DR: Serendipity Catering. Yes, about a week after working with them I realized that they were owned and operated by Scientologists and that my sales team were all Scientologists. I’m very open to all religions and I grew up in a faithful house but it was a very cold and weird environment. There was no warmth or camaraderie, nobody helped each other and it was very dog-eat-dog. If someone sneezed and you said “God bless you” you were corrected. You were instructed to say “Shush!” or to tell the person to stop it.
PGN: I guess you’re not supposed to get sick in Scientology.
DR: I have no idea. It was very uncomfortable. They would leave Scientology books on my desk. I told the owner, “I appreciate you thinking of me, but it’s not for me” and she told me, “That’s nice but you’re still going to have to read them.” I wasn’t there too much longer.
PGN: Now you’re with Feast Your Eyes. What’s the coolest event you’ve done with them?
DR: There have been so many in a short amount of time.

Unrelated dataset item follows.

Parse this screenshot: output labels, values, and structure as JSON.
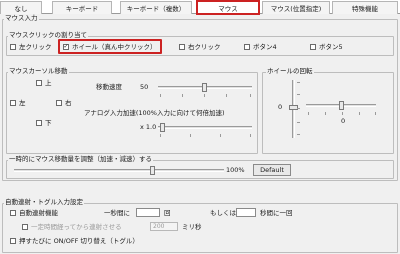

I’d say the Penn Alumni event. It was a big event; it was an 18-hour day with a gala and a picnic and all sorts of things. It was cold and rainy but everyone was in a great mood and we got it done. We’ve also been doing a lot of work with the LGBT community, gay weddings and events, and now that I’m here we’ll be doing even more outreach to the community. We had these cute little ring boxes that we handed out at Pride to everyone and are looking forward to finding other ways to get involved. The owners, Lynn and Skip, are very supportive and now that they’ve opened Front and Palmer we have room for big events too.
PGN: What’s Front and Palmer?
DR: Feast Your Eyes bought and renovated a barrel factory in South Kensington, just 10 minutes from Center City. It’s a really cool space, very chic-industrial, and it can hold 350 people for cocktails or 250 for a sit-down event. It was voted one of America’s Top-45 wedding venues by brides.com.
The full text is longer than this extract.